Las cosas parecen estar yendo hacia peores y a una velocidad en caída libre. Esta semana la revista científica “Geographysical Research Letters” ha publicado la investigación de un equipo de investigadores de la Universidad de Alaska Fairbanks, según la cual se ha descubierto que el permafrost del Artico canadiense se está derritiendo 70 años antes de lo previsto, lo cual ha colocado una mayor señal de alerta sobre el cambio climático.

La velocidad en que se está descomponiendo cada vez más la salud climática del plantea Tierra aturde a los científicos del mundo que se ocupan de este tema. El equipo científico ha quedado asombrado por los cálidos veranos que se han encadenado en la región, uno tras otro, lo cual ha ido derritiendo a una velocidad increíble las primeras capas de los bloques de hielo subterráneos, que llevaban milenios totalmente congeladas.

La agencia Reuter, por ejemplo, le dedicó un reportaje al tema esta misma semana, en el cual conversaron con el profesor de geofísica Vladimir E. Romanovsky, de la citada Universidad, quien aseguró “Lo que vimos era increíble”. Y subrayó: “Es un indicador de que el clima es más cálido ahora de lo que ha sido nunca en los últimos 5.000 años o más”.

Los descubrimientos del equipo ofrecen evidencias de la cada vez más creciente emergencia internacional en la que nos encontramos.

El artículo de la revista científica se basa en los datos que Romanovsky y sus compañeros analizaron desde su última expedición en 2016. El equipo utilizó un avión modificado para visitar zonas remotas, incluyendo un radar de la Guerra Fría que se encontraba a más de 300 km de cualquier asentamiento humano.

Cuando sobrevolaban el Ártico de Canadá, de repente vieron cómo el paisaje que habían visto hace una década o incluso menos, era ya irreconocible. La vista se había disuelto en un mar ondulado lleno de montículos: depresiones y estanques con una profundidad a la altura de su cintura. La vegetación, que antes era mínima por el hielo, entonces florecía.

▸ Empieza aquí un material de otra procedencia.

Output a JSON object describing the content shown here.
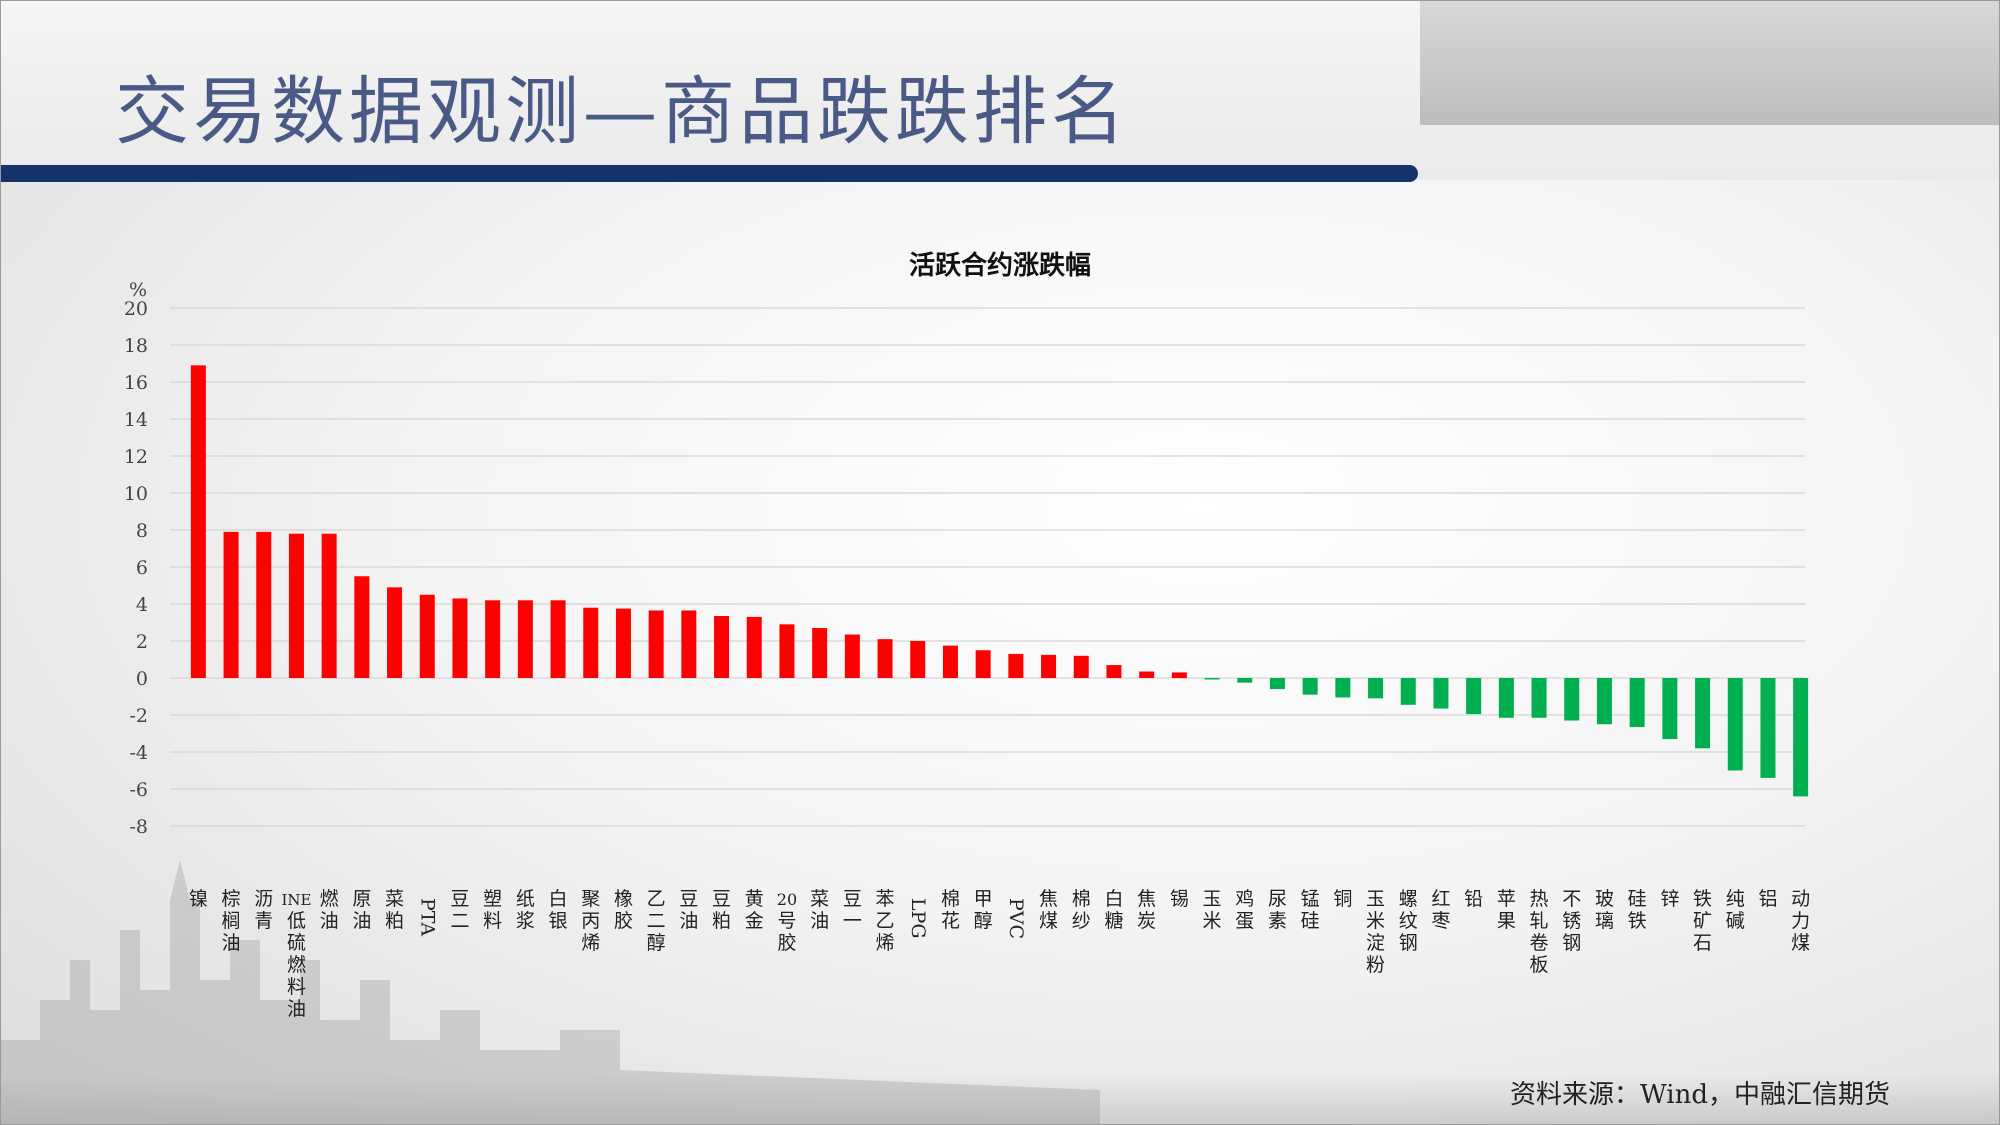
{
  "page": {
    "title": "交易数据观测—商品跌跌排名",
    "source": "资料来源：Wind，中融汇信期货"
  },
  "colors": {
    "up": "#ff0000",
    "down": "#00b050",
    "title": "#4a5a86",
    "bar_band": "#14336b"
  },
  "chart_data": {
    "type": "bar",
    "title": "活跃合约涨跌幅",
    "ylabel": "%",
    "ylim": [
      -8,
      20
    ],
    "yticks": [
      20,
      18,
      16,
      14,
      12,
      10,
      8,
      6,
      4,
      2,
      0,
      -2,
      -4,
      -6,
      -8
    ],
    "grid": true,
    "categories": [
      "镍",
      "棕榈油",
      "沥青",
      "INE低硫燃料油",
      "燃油",
      "原油",
      "菜粕",
      "PTA",
      "豆二",
      "塑料",
      "纸浆",
      "白银",
      "聚丙烯",
      "橡胶",
      "乙二醇",
      "豆油",
      "豆粕",
      "黄金",
      "20号胶",
      "菜油",
      "豆一",
      "苯乙烯",
      "LPG",
      "棉花",
      "甲醇",
      "PVC",
      "焦煤",
      "棉纱",
      "白糖",
      "焦炭",
      "锡",
      "玉米",
      "鸡蛋",
      "尿素",
      "锰硅",
      "铜",
      "玉米淀粉",
      "螺纹钢",
      "红枣",
      "铅",
      "苹果",
      "热轧卷板",
      "不锈钢",
      "玻璃",
      "硅铁",
      "锌",
      "铁矿石",
      "纯碱",
      "铝",
      "动力煤"
    ],
    "values": [
      16.9,
      7.9,
      7.9,
      7.8,
      7.8,
      5.5,
      4.9,
      4.5,
      4.3,
      4.2,
      4.2,
      4.2,
      3.8,
      3.75,
      3.65,
      3.65,
      3.35,
      3.3,
      2.9,
      2.7,
      2.35,
      2.1,
      2.0,
      1.75,
      1.5,
      1.3,
      1.25,
      1.2,
      0.7,
      0.35,
      0.3,
      -0.05,
      -0.25,
      -0.6,
      -0.9,
      -1.05,
      -1.1,
      -1.45,
      -1.65,
      -1.95,
      -2.15,
      -2.15,
      -2.3,
      -2.5,
      -2.65,
      -3.3,
      -3.8,
      -5.0,
      -5.4,
      -6.4
    ]
  }
}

El permafrost, tal y como lo indica la fotografía que ilustra este texto, había, prácticamente desaparecido. pocos años atrás ese paisaje era permanentemente blanco, y su derretimiento tiene que ver con la elevación de la temperatura de la Tierra, gracias a que la civilización humana se ha encargado de acabar con la naturaleza que había en la cual venía desarrollándose de manera normal. Ahora estamos ante la situación de que plantea le vamos a heredar a nuestros descendentes. La pregunta es: ¿podrá la civilización humana revertir la situación actual? Piense que aporte podría hacer Ud. ahora mismo.